U.S. Treasury Secretary Scott Bessent says Washington will not reduce tariffs on Canada after Ottawa reduced tariffs on Chinese electric vehicles (EVs).
In a U.S. Senate banking committee hearing on Feb. 5, Senator John Kennedy asked Bessent if the United States would lower tariffs on Canada to zero if the country also lowered all tariffs on the United States.
“Absolutely not,” Bessent said, adding that the United States cannot allow its northern border to be used “as a way for Chinese EVs to come into the U.S.”
On Jan. 16, the Liberal government announced that Canada would reduce its tariffs on Chinese EVs from 100 percent to the “most-favoured-nation” tariff rate of 6.1 percent on 49,000 EVs per year, following a meeting between Prime Minister Mark Carney and Chinese officials in Beijing.
The Trump administration has taken issue with Canada’s deals with China, with U.S. President Donald Trump saying on Jan. 24 that if Canada “makes a deal with China” it would be subject to 100 percent U.S. tariffs. Carney responded that Canada isn’t pursuing a free-trade deal with Beijing.

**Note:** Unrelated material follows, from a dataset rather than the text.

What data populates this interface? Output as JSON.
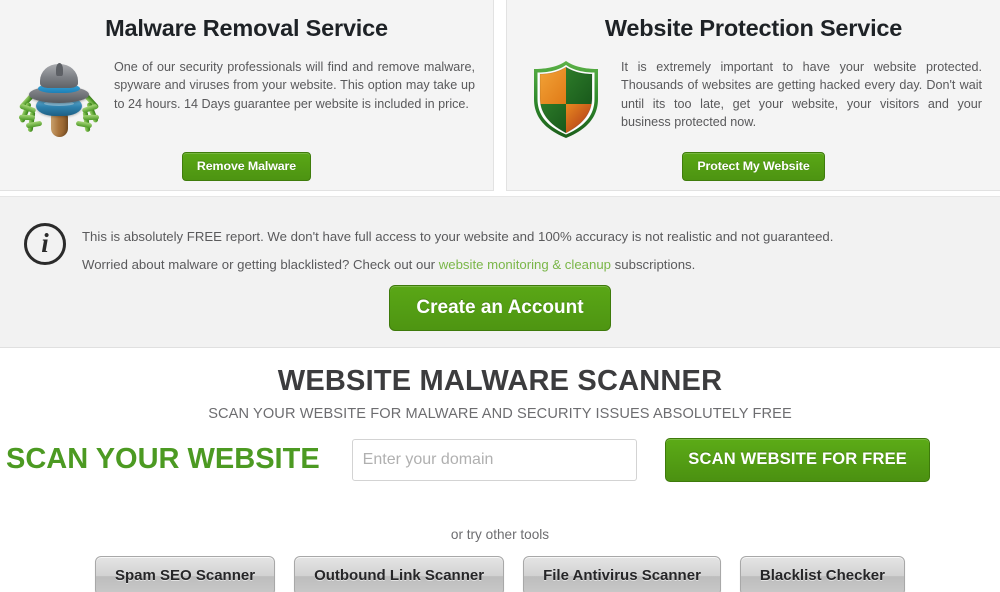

Trump’s latest tariff threat against Canada came days after Carney gave a speech at the World Economic Forum (WEF) in Davos on Jan. 20, where he criticized U.S. pressure to acquire Greenland and said middle powers should band together to resist pressure from major powers.
Trump said the next day in his speech at the WEF that Carney “wasn’t so grateful,” and added that Canada “lives because of the United States.” Carney said the next day that Canada “does not live because of the United States. Canada thrives because we are Canadian.”
Trump’s other cabinet members also criticized Canada for the move, with U.S. Transport Secretary Sean Duffy saying Canada “will live to regret the day they let the Chinese Communist Party flood the market with their EVs.”
Carney has said that the new agreements with China are targeted at specific trade issue . While in Beijing in January, he also said that he is pursuing a strategic partnership with China “that builds on the best of our past, reflects the world as it is today, and benefits the people of both our nations.”